When looking at log messages saying that a task is "KILLED UNCLEAN by the user", one could think that some user is a prime candidate to be the serial killer. However, the citizens of our Hadoopland are friendly, patient and respective to others, so that it would be unfair to assume that somebody killed, in cold blood, 8,708 tasks from a single jobs.

JobTracker also seems to have a good alibi, because the job itself had not failed yet and the speculative execution was disabled (surprisingly Hive has own setting, hive.mapred.reduce.tasks.speculative.execution, for disabling speculative execution for reduce tasks, which is not overwritten by Hadoop’s mapred.reduce.tasks.speculative.execution).

### FairScheduler Accused

For some company-specific reasons, the ad-hoc Hive queries are running as hive user in our Hadoopland. Moreover FairScheduler is configured with the default value of mapred.fairscheduler.poolnameproperty (which is user.name), so that the pools are created dynamically based on the username of user submitting the job to the cluster (“hive” in case of our ad-hoc Hive queries).

When browsing one presentation about Hadoop 2 years ago, one of the detectives just remembered that FairScheduler is usually preempting the newest tasks in an over-share pool to forcibly make some room for starved pools.

Eureka! ;)

At this movement everything became clear and a quick look at FairScheduler webpage confirmed it. “Hive” pool was running over its minimum and fair shares for a long time, while the other pools are constantly running under their minimum and fair shares. In such a case, Fair Scheduler was killing Hive tasks from time to time to reassign slots to tasks from other pools.

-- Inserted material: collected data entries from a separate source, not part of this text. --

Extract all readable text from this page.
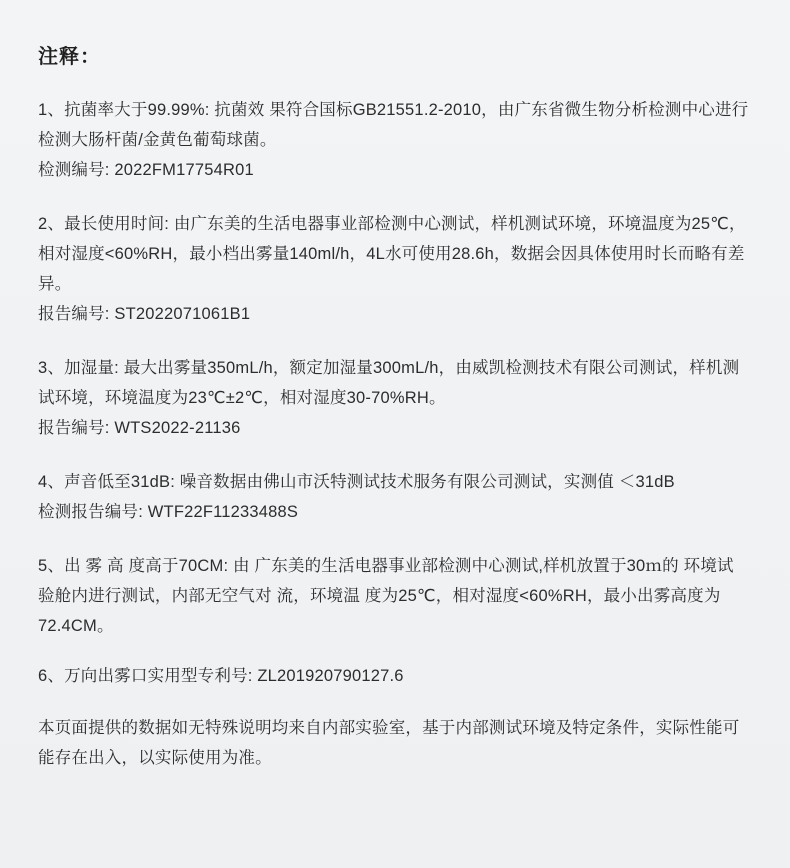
注释：

1、抗菌率大于99.99%: 抗菌效 果符合国标GB21551.2-2010，由广东省微生物分析检测中心进行检测大肠杆菌/金黄色葡萄球菌。

检测编号: 2022FM17754R01

2、最长使用时间: 由广东美的生活电器事业部检测中心测试，样机测试环境，环境温度为25℃，相对湿度<60%RH，最小档出雾量140ml/h，4L水可使用28.6h，数据会因具体使用时长而略有差异。

报告编号: ST2022071061B1

3、加湿量: 最大出雾量350mL/h，额定加湿量300mL/h，由威凯检测技术有限公司测试，样机测试环境，环境温度为23℃±2℃，相对湿度30-70%RH。

报告编号: WTS2022-21136

4、声音低至31dB: 噪音数据由佛山市沃特测试技术服务有限公司测试，实测值 ＜31dB

检测报告编号: WTF22F11233488S

5、出 雾 高 度高于70CM: 由 广东美的生活电器事业部检测中心测试,样机放置于30ｍ的 环境试 验舱内进行测试，内部无空气对 流，环境温 度为25℃，相对湿度<60%RH，最小出雾高度为72.4CM。

6、万向出雾口实用型专利号: ZL201920790127.6

本页面提供的数据如无特殊说明均来自内部实验室，基于内部测试环境及特定条件，实际性能可能存在出入，以实际使用为准。
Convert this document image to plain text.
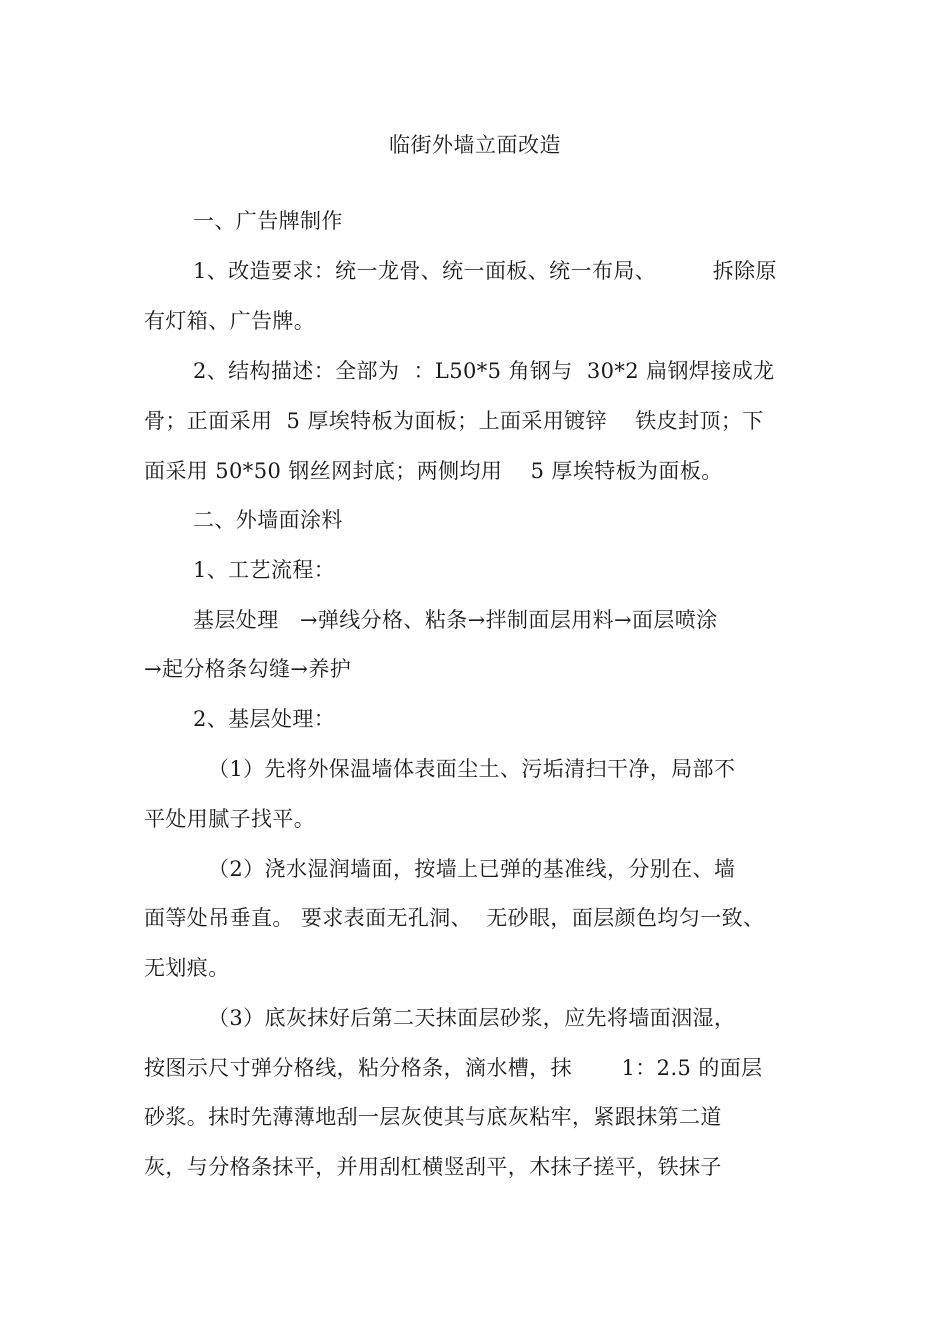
临街外墙立面改造
一、广告牌制作
1、改造要求：统一龙骨、统一面板、统一布局、        拆除原
有灯箱、广告牌。
2、结构描述：全部为  ：L50*5 角钢与  30*2 扁钢焊接成龙
骨；正面采用  5 厚埃特板为面板；上面采用镀锌    铁皮封顶；下
面采用 50*50 钢丝网封底；两侧均用    5 厚埃特板为面板。
二、外墙面涂料
1、工艺流程：
基层处理   →弹线分格、粘条→拌制面层用料→面层喷涂
→起分格条勾缝→养护
2、基层处理：
（1）先将外保温墙体表面尘土、污垢清扫干净，局部不
平处用腻子找平。
（2）浇水湿润墙面，按墙上已弹的基准线，分别在、墙
面等处吊垂直。 要求表面无孔洞、  无砂眼，面层颜色均匀一致、
无划痕。
（3）底灰抹好后第二天抹面层砂浆，应先将墙面洇湿，
按图示尺寸弹分格线，粘分格条，滴水槽，抹       1：2.5 的面层
砂浆。抹时先薄薄地刮一层灰使其与底灰粘牢，紧跟抹第二道
灰，与分格条抹平，并用刮杠横竖刮平，木抹子搓平，铁抹子
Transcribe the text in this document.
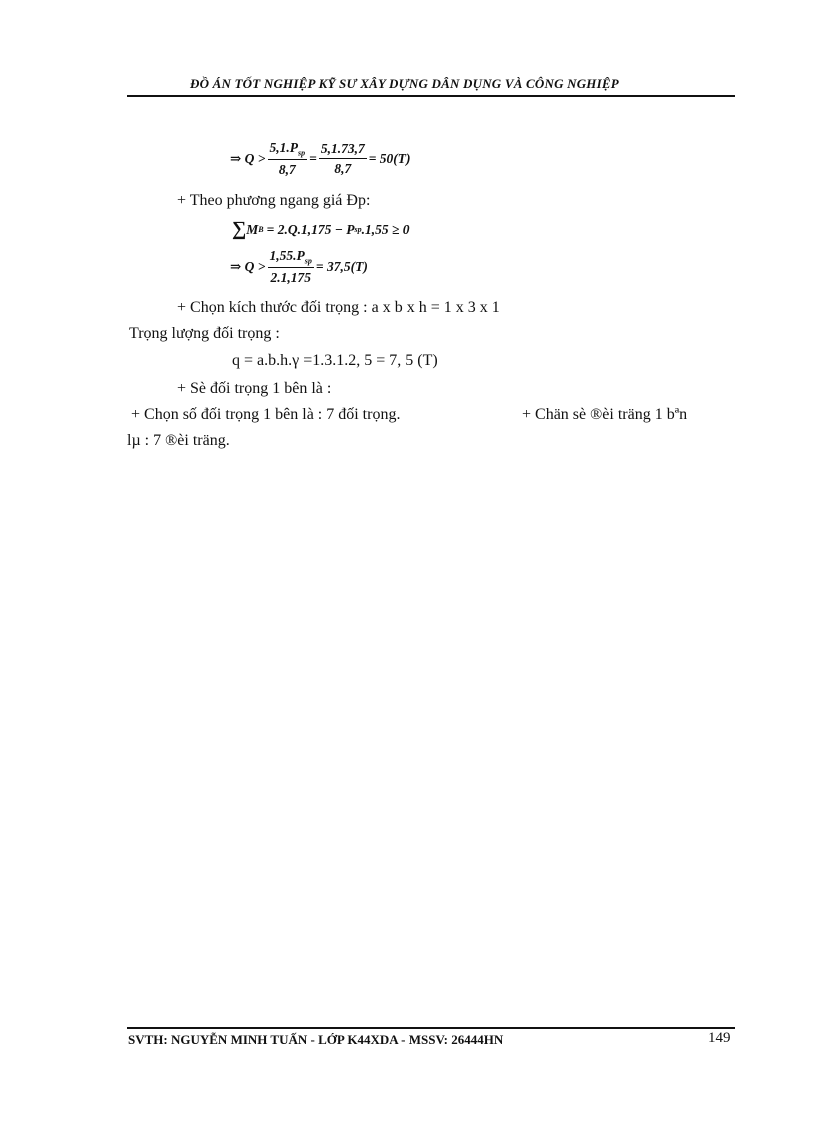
ĐỒ ÁN TỐT NGHIỆP KỸ SƯ XÂY DỰNG DÂN DỤNG VÀ CÔNG NGHIỆP
⇒ $Q > \frac{5,1.P_{sp}}{8,7} = \frac{5,1.73,7}{8,7} = 50(T)$
+ Theo phương ngang giá Đp:
∑ M B = 2.Q.1,175 − P sp .1,55 ≥ 0
⇒ $Q > \frac{1,55.P_{sp}}{2.1,175} = 37,5(T)$
+ Chọn kích thước đối trọng : a x b x h = 1 x 3 x 1
Trọng lượng đối trọng :
q = a.b.h.γ =1.3.1.2, 5 = 7, 5 (T)
+ Sè đối trọng 1 bên là :
+ Chọn số đối trọng 1 bên là : 7 đối trọng.	+ Chän sè ®èi träng 1 bªn
lµ : 7 ®èi träng.
SVTH: NGUYỄN MINH TUẤN - LỚP K44XDA - MSSV: 26444HN	149
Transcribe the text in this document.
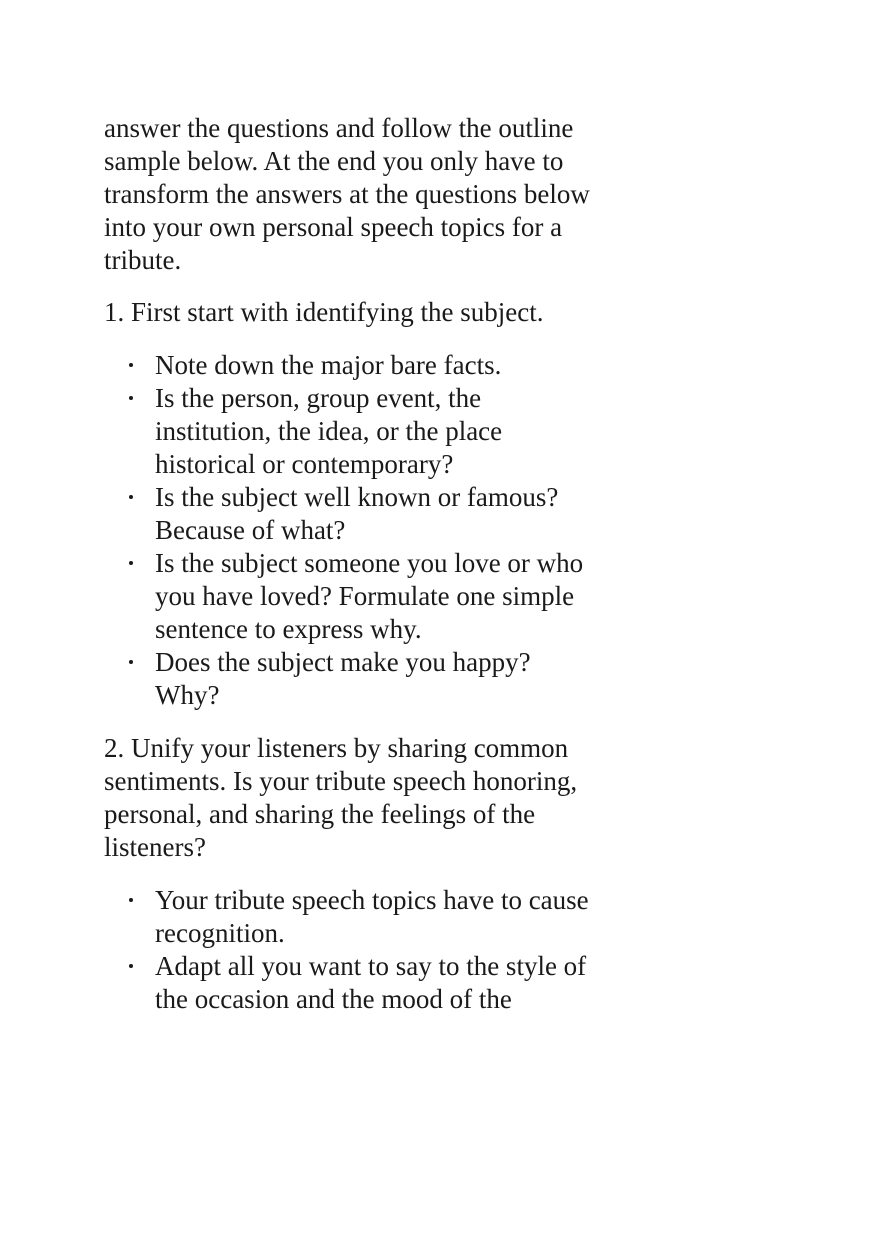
answer the questions and follow the outline sample below. At the end you only have to transform the answers at the questions below into your own personal speech topics for a tribute.

1. First start with identifying the subject.

Note down the major bare facts.
Is the person, group event, the institution, the idea, or the place historical or contemporary?
Is the subject well known or famous? Because of what?
Is the subject someone you love or who you have loved? Formulate one simple sentence to express why.
Does the subject make you happy? Why?

2. Unify your listeners by sharing common sentiments. Is your tribute speech honoring, personal, and sharing the feelings of the listeners?

Your tribute speech topics have to cause recognition.
Adapt all you want to say to the style of the occasion and the mood of the
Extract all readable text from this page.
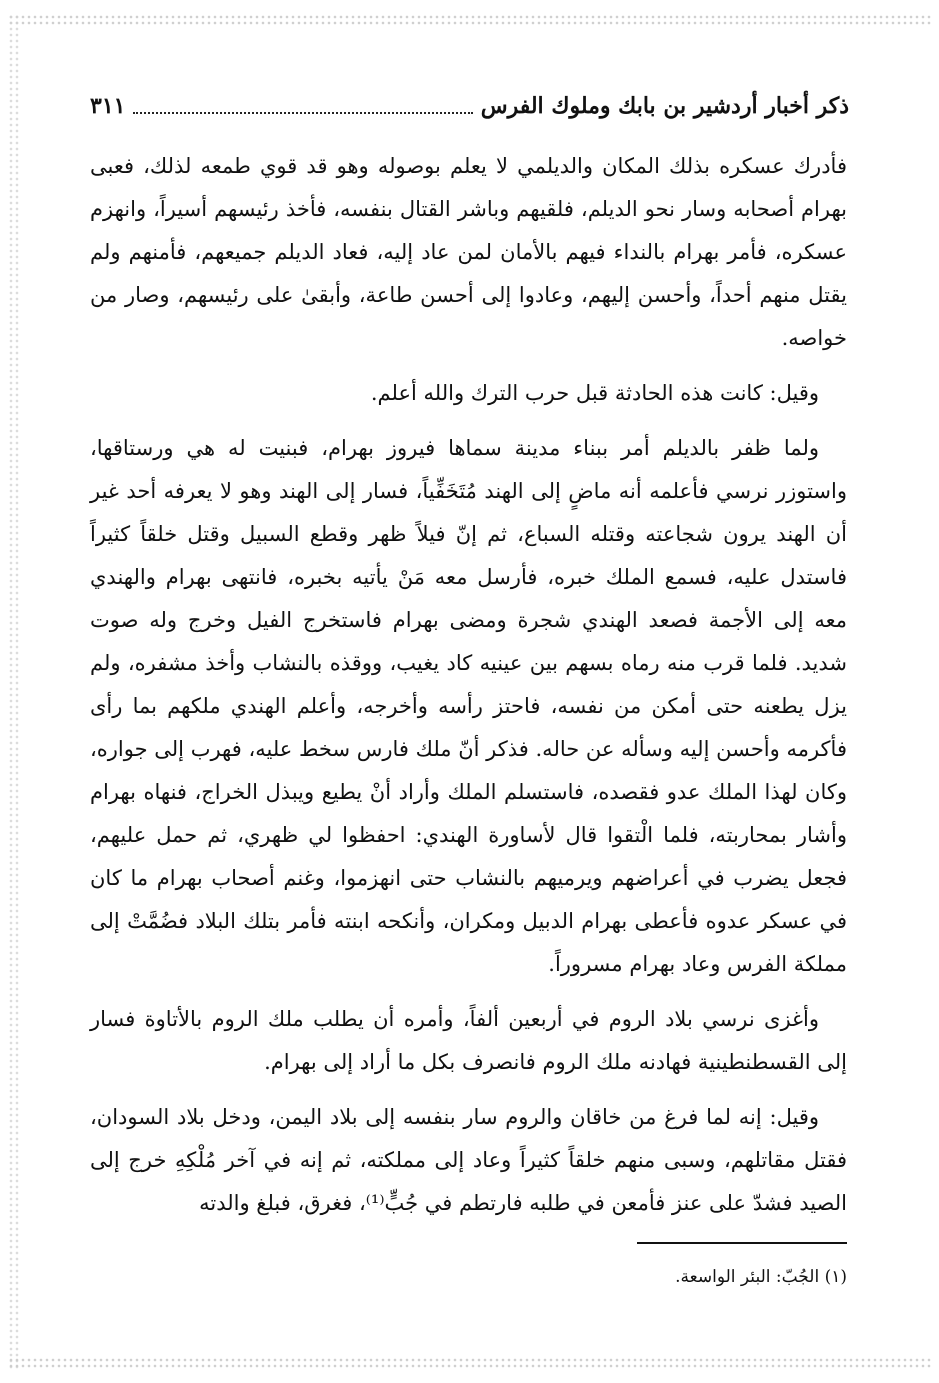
ذكر أخبار أردشير بن بابك وملوك الفرس
٣١١

فأدرك عسكره بذلك المكان والديلمي لا يعلم بوصوله وهو قد قوي طمعه لذلك، فعبى بهرام أصحابه وسار نحو الديلم، فلقيهم وباشر القتال بنفسه، فأخذ رئيسهم أسيراً، وانهزم عسكره، فأمر بهرام بالنداء فيهم بالأمان لمن عاد إليه، فعاد الديلم جميعهم، فأمنهم ولم يقتل منهم أحداً، وأحسن إليهم، وعادوا إلى أحسن طاعة، وأبقىٰ على رئيسهم، وصار من خواصه.

وقيل: كانت هذه الحادثة قبل حرب الترك والله أعلم.

ولما ظفر بالديلم أمر ببناء مدينة سماها فيروز بهرام، فبنيت له هي ورستاقها، واستوزر نرسي فأعلمه أنه ماضٍ إلى الهند مُتَخَفِّياً، فسار إلى الهند وهو لا يعرفه أحد غير أن الهند يرون شجاعته وقتله السباع، ثم إنّ فيلاً ظهر وقطع السبيل وقتل خلقاً كثيراً فاستدل عليه، فسمع الملك خبره، فأرسل معه مَنْ يأتيه بخبره، فانتهى بهرام والهندي معه إلى الأجمة فصعد الهندي شجرة ومضى بهرام فاستخرج الفيل وخرج وله صوت شديد. فلما قرب منه رماه بسهم بين عينيه كاد يغيب، ووقذه بالنشاب وأخذ مشفره، ولم يزل يطعنه حتى أمكن من نفسه، فاحتز رأسه وأخرجه، وأعلم الهندي ملكهم بما رأى فأكرمه وأحسن إليه وسأله عن حاله. فذكر أنّ ملك فارس سخط عليه، فهرب إلى جواره، وكان لهذا الملك عدو فقصده، فاستسلم الملك وأراد أنْ يطيع ويبذل الخراج، فنهاه بهرام وأشار بمحاربته، فلما الْتقوا قال لأساورة الهندي: احفظوا لي ظهري، ثم حمل عليهم، فجعل يضرب في أعراضهم ويرميهم بالنشاب حتى انهزموا، وغنم أصحاب بهرام ما كان في عسكر عدوه فأعطى بهرام الدبيل ومكران، وأنكحه ابنته فأمر بتلك البلاد فضُمَّتْ إلى مملكة الفرس وعاد بهرام مسروراً.

وأغزى نرسي بلاد الروم في أربعين ألفاً، وأمره أن يطلب ملك الروم بالأتاوة فسار إلى القسطنطينية فهادنه ملك الروم فانصرف بكل ما أراد إلى بهرام.

وقيل: إنه لما فرغ من خاقان والروم سار بنفسه إلى بلاد اليمن، ودخل بلاد السودان، فقتل مقاتلهم، وسبى منهم خلقاً كثيراً وعاد إلى مملكته، ثم إنه في آخر مُلْكِهِ خرج إلى الصيد فشدّ على عنز فأمعن في طلبه فارتطم في جُبٍّ⁽¹⁾، فغرق، فبلغ والدته

(١) الجُبّ: البئر الواسعة.
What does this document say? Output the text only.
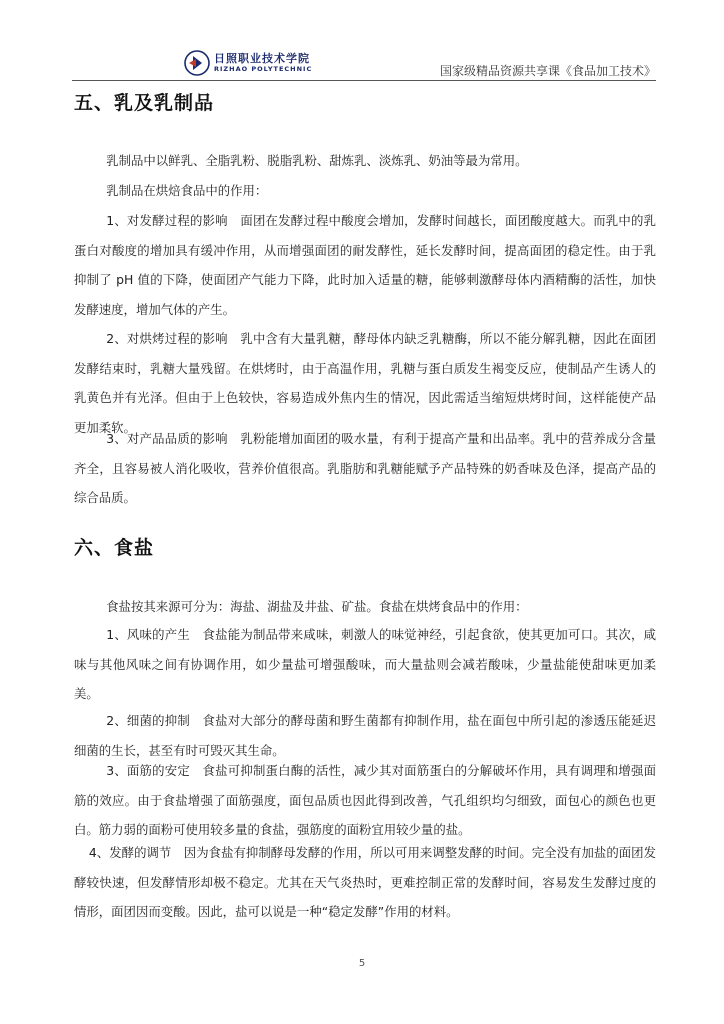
日照职业技术学院
RIZHAO POLYTECHNIC	国家级精品资源共享课《食品加工技术》
五、乳及乳制品

乳制品中以鲜乳、全脂乳粉、脱脂乳粉、甜炼乳、淡炼乳、奶油等最为常用。

乳制品在烘焙食品中的作用：

1、对发酵过程的影响　面团在发酵过程中酸度会增加，发酵时间越长，面团酸度越大。而乳中的乳蛋白对酸度的增加具有缓冲作用，从而增强面团的耐发酵性，延长发酵时间，提高面团的稳定性。由于乳抑制了 pH 值的下降，使面团产气能力下降，此时加入适量的糖，能够刺激酵母体内酒精酶的活性，加快发酵速度，增加气体的产生。

2、对烘烤过程的影响　乳中含有大量乳糖，酵母体内缺乏乳糖酶，所以不能分解乳糖，因此在面团发酵结束时，乳糖大量残留。在烘烤时，由于高温作用，乳糖与蛋白质发生褐变反应，使制品产生诱人的乳黄色并有光泽。但由于上色较快，容易造成外焦内生的情况，因此需适当缩短烘烤时间，这样能使产品更加柔软。

3、对产品品质的影响　乳粉能增加面团的吸水量，有利于提高产量和出品率。乳中的营养成分含量齐全，且容易被人消化吸收，营养价值很高。乳脂肪和乳糖能赋予产品特殊的奶香味及色泽，提高产品的综合品质。

六、食盐

食盐按其来源可分为：海盐、湖盐及井盐、矿盐。食盐在烘烤食品中的作用：

1、风味的产生　食盐能为制品带来咸味，刺激人的味觉神经，引起食欲，使其更加可口。其次，咸味与其他风味之间有协调作用，如少量盐可增强酸味，而大量盐则会减若酸味，少量盐能使甜味更加柔美。

2、细菌的抑制　食盐对大部分的酵母菌和野生菌都有抑制作用，盐在面包中所引起的渗透压能延迟细菌的生长，甚至有时可毁灭其生命。

3、面筋的安定　食盐可抑制蛋白酶的活性，减少其对面筋蛋白的分解破坏作用，具有调理和增强面筋的效应。由于食盐增强了面筋强度，面包品质也因此得到改善，气孔组织均匀细致，面包心的颜色也更白。筋力弱的面粉可使用较多量的食盐，强筋度的面粉宜用较少量的盐。

4、发酵的调节　因为食盐有抑制酵母发酵的作用，所以可用来调整发酵的时间。完全没有加盐的面团发酵较快速，但发酵情形却极不稳定。尤其在天气炎热时，更难控制正常的发酵时间，容易发生发酵过度的情形，面团因而变酸。因此，盐可以说是一种“稳定发酵”作用的材料。

5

### Less Violence, More Peace

Having the evidence, we could put Fair Scheduler in prison, and use Capacity Scheduler instead. Maybe in the future, we will do that! Today, we believe that Fair Scheduler has not committed the crimes really intentionally – we feel that we have educated it badly and gave it too much power. Today, Fair Scheduler gets the suspended sentence – we want to give it a chance to rehabilitate and become more friendly and less aggressive…

How to dignify the personality of Fair Scheduler?

Obviously tuning settings like minSharePreemptionTimeout, fairSharePreemptionTimeout, minMaps and minReduces based on the current workload could be a good way to control the aggressiveness of the preemption of Fair Scheduler. Easier said, than done, because it requires a deep understanding of and knowledge about your workload (which later may change or not).

There is a setting called mapred.fairscheduler.preemption that disables or enables preemption. However disabling preemption (or rather killing, to be precise), in our case, would just partially solve the problem. Only partially, because this issue exposed another problem in the Hadoopland – ad-hoc Hive queries are overloading the cluster.. Finally, we have not disabled preemption, because we were worrying a bit about SLA not being enforced without “any” preemption.

Having this said, the two problems to solve are:

• stop mass killing Hive tasks
We simply limited the number of map and reduce tasks that Fair Scheduler can run in Hive pool (by setting maxMaps and maxReduces for that pool). In consequence, Hive pool could not contain too many task, so that Fair Scheduler could not kill too many of them ;) (because Hive pool’s will not be operating (too much) above its min and fair share level). Limiting the number of tasks prevents also from overloading the cluster by Hive queries (additionally one could also set the maximum number of concurrent jobs running in Hive pool using maxRunningJobs).